Casablanca-Settat (; ) is one of the twelve administrative regions of Morocco. It covers an area of 20,166 km² and recorded a population of 6,861,739 in the 2014 Moroccan census, 69% of which lived in urban areas. The capital of the region is Casablanca.

Geography
Casablanca-Settat is located on the Atlantic coast. It borders the regions of Rabat-Salé-Kénitra to the northeast, Béni Mellal-Khénifra to the southeast, and Marrakesh-Safi to the south. Part of the border with Marrakesh-Safi follows the course of the Oum Er-Rbia River, which flows northwest and empties into the Atlantic at Azemmour.

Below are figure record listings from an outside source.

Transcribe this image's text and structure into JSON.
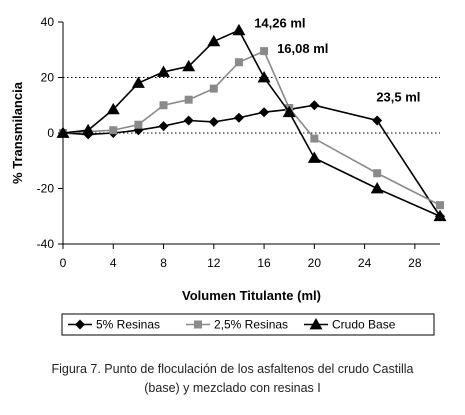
{
  "chart_data": {
    "type": "line",
    "xlabel": "Volumen Titulante (ml)",
    "ylabel": "% Transmilancia",
    "xlim": [
      0,
      30
    ],
    "ylim": [
      -40,
      40
    ],
    "xticks": [
      0,
      4,
      8,
      12,
      16,
      20,
      24,
      28
    ],
    "yticks": [
      -40,
      -20,
      0,
      20,
      40
    ],
    "reference_lines_y": [
      0,
      20
    ],
    "legend_position": "bottom",
    "series": [
      {
        "name": "5% Resinas",
        "color": "#000000",
        "marker": "diamond",
        "x": [
          0,
          2,
          4,
          6,
          8,
          10,
          12,
          14,
          16,
          18,
          20,
          25,
          30
        ],
        "y": [
          0,
          -0.5,
          0,
          1,
          2.5,
          4.5,
          4,
          5.5,
          7.5,
          8.5,
          10,
          4.5,
          -30
        ]
      },
      {
        "name": "2,5% Resinas",
        "color": "#8a8a8a",
        "marker": "square",
        "x": [
          0,
          4,
          6,
          8,
          10,
          12,
          14,
          16,
          18,
          20,
          25,
          30
        ],
        "y": [
          0,
          1,
          3,
          10,
          12,
          16,
          25.5,
          29.5,
          9,
          -2,
          -14.5,
          -26
        ]
      },
      {
        "name": "Crudo Base",
        "color": "#000000",
        "marker": "triangle",
        "x": [
          0,
          2,
          4,
          6,
          8,
          10,
          12,
          14,
          16,
          18,
          20,
          25,
          30
        ],
        "y": [
          0,
          1,
          8.5,
          18,
          22,
          24,
          33,
          37,
          20,
          7.5,
          -9,
          -20,
          -30
        ]
      }
    ],
    "annotations": [
      {
        "text": "14,26 ml",
        "x": 14.26,
        "y": 37
      },
      {
        "text": "16,08 ml",
        "x": 16.08,
        "y": 29.5
      },
      {
        "text": "23,5 ml",
        "x": 23.5,
        "y": 10
      }
    ]
  },
  "caption": {
    "line1": "Figura 7. Punto de floculación de los asfaltenos del crudo Castilla",
    "line2": "(base) y mezclado con resinas I"
  }
}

The river divides the region into two plains, the Doukkala in the west and the Chaouia in the east. Several reservoirs provide water for the region, including that of the Al Massira Dam on the Oum Er-Rbia and one on the Oued Mellah south of Mohammedia.

History
Casablanca-Settat was formed in September 2015 by merging Grand Casablanca with the provinces of El Jadida and Sidi Bennour in Doukkala-Abda region and the provinces of Benslimane, Berrechid and Settat in Chaouia-Ouardigha region.

Government
Mustapha Bakkoury, a member of the Authenticity and Modernity Party, was elected as the first president of Casablanca-Settat's regional council on 14 September 2015. Khalid Safir was appointed governor (wali) of the region on 13 October 2015. He was succeeded by Abdelkébir Zahoud in 2017.

Subdivisions

Casablanca-Settat comprises two prefectures and seven provinces:
 Benslimane Province
 Berrechid Province
 Casablanca Prefecture
 El Jadida Province
 Médiouna Province
 Mohammadia Prefecture
 Nouaceur Province
 Settat Province
 Sidi Bennour Province

Economy
Casablanca-Settat had a gross domestic product of 290 billion Moroccan dirhams in 2013, accounting for 32% of Morocco's GDP and ranking first among Moroccan regions. Its economy is primarily based on services and industry. In addition, the Doukkala area in the west is noted for its agricultural output.

Infrastructure
The A3, A5, and A7 expressways connect Casablanca with Rabat, Safi (via El Jadida), and Marrakesh (via Berrechid and Settat) respectively. There is also an expressway running from Berrechid to Beni Mellal. Railways link the region with Marrakesh to the south, Oued Zem to the southeast, and Rabat and other Moroccan cities to the northeast. The ports at Casablanca, Jorf Lasfar and Mohammedia ranked second through fourth nationally by tonnage in 2014. Mohammed V International Airport, located 20 km south of Casablanca in Nouaceur Province, is Morocco's busiest airport, handling nearly eight million passengers in 2014. The country's only oil refinery in Mohammedia shut down in August 2015.